Tom Atkins and Stacey Nelkin in ‘Halloween III: Season of the Witch.’
The dark ending underscores Halloween III’s key theme — namely, that giant corporations are not to be trusted. “I’m a dyed-in-the-wool hippie,” says Wallace, who grew up devouring not only the McCarthy-bashing plot of the original Invasion of the Body Snatchers, but also the anti-advertising agitprop humor of Mad magazine. “I think it’s wise for citizens to be vigilant. I don’t trust big corporations, or big television, or big advertising.”
That message — delivered in the form of a highly comic, continually shape-shifting horror flick — is one of the key reasons Season of the Witch still seems so timely. After all, who among us doesn’t believe that all those smiley-faced, seemingly innocuous, technologically advanced mega-corporations are secretly planning to do us harm? “If you pay attention to what’s going on in the [online] conspiracy scene now, this movie is ahead of its time,” says Wingard. “It’s the precursor to our more conspiracy-oriented era.”
But there’s also a daffy innocence to Witch: Though the film does include a a few shocking acts of violence — including a scene in which a young boy is killed by a Silver Shamrock mask, turning his head into a lumpy, bug-covered pulp — it’s nowhere near as gory as some of the slasher films that dominated the era (including the grisly Halloween II). In fact, it feels closer to classic British sci-fi/horror combos of of the ’60s — not surprising, consider its first screenwriter was Nigel Kneale, who wrote the classic Alan Quatermass series. Had it not been released under the Halloween banner, it could have very well have been a cult hit from the get-go. “There’s definitely a Schrödinger’s cat alternate-reality in which Halloween III is a massive hit, and we never got movies like Halloween: H20 or Halloween: Resurrection,” says Barrett.
Instead, it’s only in recent years that viewers have fully glommed on to Season of the Witch, a movement that began in the late ’90s, when the film’s brooding, electro-pop score (composed by Carpenter and Alan Howarth) was rediscovered by music fans. Tracks like “Chariots of Pumpkins” and “First Chase” are full of creeping synths, spare beats, and gothic-pop melodies, and sound as though they could have been recorded yesterday. ”It’s an incredible piece of music,” says British record-label owner Spencer Hickman. “It stands out with anything being released today by those leading the field of electronic music, whether it’s by Aphex Twin or Boards of Canada.”
In 2012, Hickman’s label, Death Waltz Recording Co. — which was recently acquired by cult-culture emporium Mondo — released a deluxe vinyl version of the soundtrack, which quickly sold out (a new version was reissued earlier this month). And a souped-up Blu-ray edition of the film was one of the first titles from Scream Factory, the horror-movie imprint from respected pop-archeology label Shout Factory. “It’s interesting that now is when this movie has its resurgence,” says Barrett. “It does feel like society is finally ready for the weird experiment that Halloween III is.”

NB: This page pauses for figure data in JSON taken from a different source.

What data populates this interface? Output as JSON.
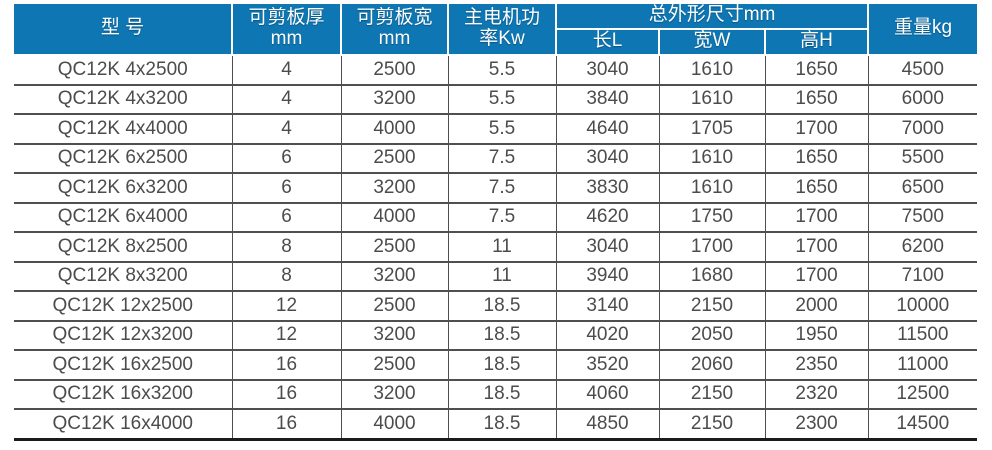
{
  "colors": {
    "header_bg": "#0e76b2",
    "header_text": "#ffffff",
    "body_text": "#4c4c4f",
    "grid_line": "#4f4f4f",
    "bottom_border": "#1b1b1b"
  },
  "table": {
    "header": {
      "model": "型 号",
      "thickness_line1": "可剪板厚",
      "thickness_line2": "mm",
      "cut_width_line1": "可剪板宽",
      "cut_width_line2": "mm",
      "power_line1": "主电机功",
      "power_line2": "率Kw",
      "dims_group": "总外形尺寸mm",
      "dims_length": "长L",
      "dims_width": "宽W",
      "dims_height": "高H",
      "weight": "重量kg"
    },
    "rows": [
      [
        "QC12K 4x2500",
        "4",
        "2500",
        "5.5",
        "3040",
        "1610",
        "1650",
        "4500"
      ],
      [
        "QC12K 4x3200",
        "4",
        "3200",
        "5.5",
        "3840",
        "1610",
        "1650",
        "6000"
      ],
      [
        "QC12K 4x4000",
        "4",
        "4000",
        "5.5",
        "4640",
        "1705",
        "1700",
        "7000"
      ],
      [
        "QC12K 6x2500",
        "6",
        "2500",
        "7.5",
        "3040",
        "1610",
        "1650",
        "5500"
      ],
      [
        "QC12K 6x3200",
        "6",
        "3200",
        "7.5",
        "3830",
        "1610",
        "1650",
        "6500"
      ],
      [
        "QC12K 6x4000",
        "6",
        "4000",
        "7.5",
        "4620",
        "1750",
        "1700",
        "7500"
      ],
      [
        "QC12K 8x2500",
        "8",
        "2500",
        "11",
        "3040",
        "1700",
        "1700",
        "6200"
      ],
      [
        "QC12K 8x3200",
        "8",
        "3200",
        "11",
        "3940",
        "1680",
        "1700",
        "7100"
      ],
      [
        "QC12K 12x2500",
        "12",
        "2500",
        "18.5",
        "3140",
        "2150",
        "2000",
        "10000"
      ],
      [
        "QC12K 12x3200",
        "12",
        "3200",
        "18.5",
        "4020",
        "2050",
        "1950",
        "11500"
      ],
      [
        "QC12K 16x2500",
        "16",
        "2500",
        "18.5",
        "3520",
        "2060",
        "2350",
        "11000"
      ],
      [
        "QC12K 16x3200",
        "16",
        "3200",
        "18.5",
        "4060",
        "2150",
        "2320",
        "12500"
      ],
      [
        "QC12K 16x4000",
        "16",
        "4000",
        "18.5",
        "4850",
        "2150",
        "2300",
        "14500"
      ]
    ]
  }
}
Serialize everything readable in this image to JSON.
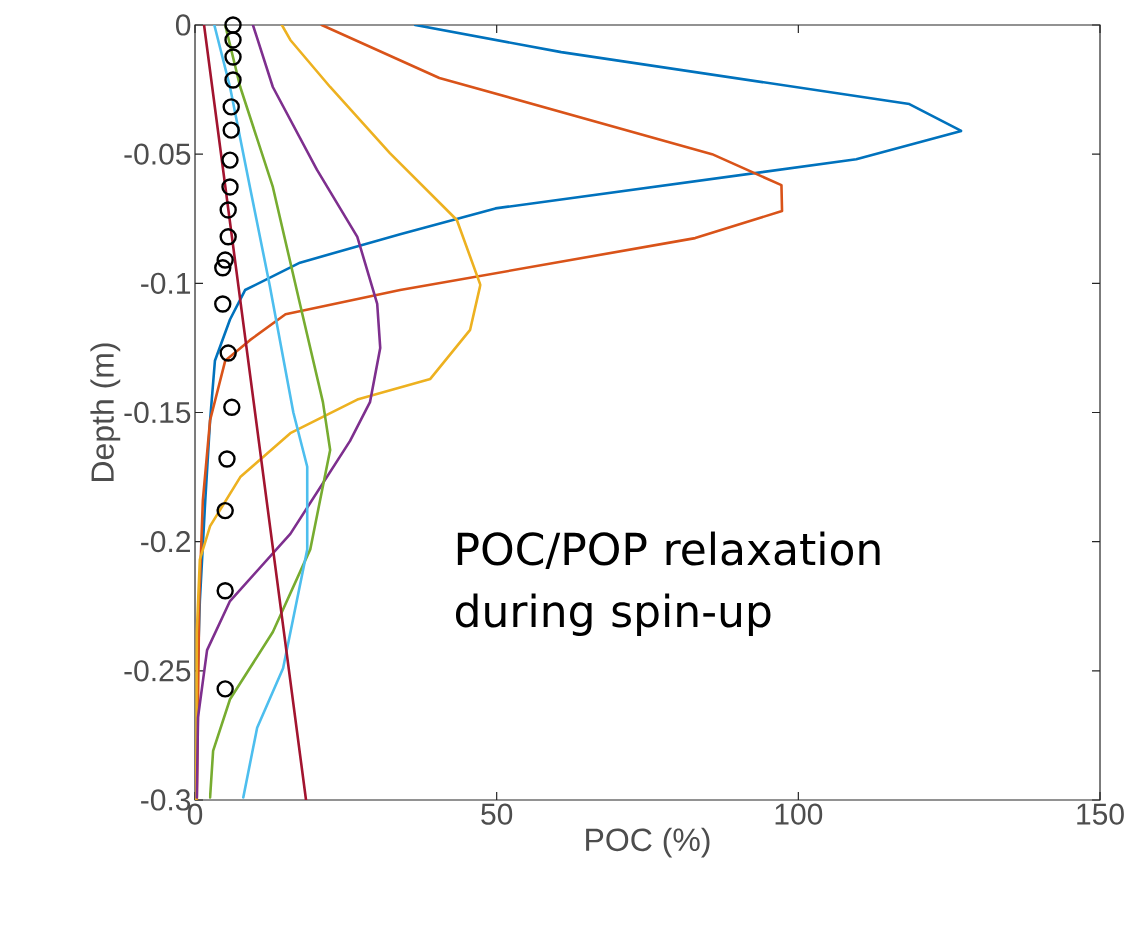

For Wallace, who was heartbroken by Season of the Witch’s initial reception, the delayed vindication has been welcome. A few years ago, he began attending festivals, where he was greeted by fans of not only his later work — including the TV-movie adaptation of Stephen King’s It — but by Season of the Witch aficionados.
"They’d walk up and say, ‘Hey, I know people bad-mouth Halloween III, but I think it’s great,’ Wallace recalls. “That just became the line. Now when I go to these festivals, people come up, and say, “Hey, I know—”, and I stop them and say, ‘You don’t have to say that anymore.’ Halloween III found its audience. There a lot of us out there who think it’s a pretty darn good movie.”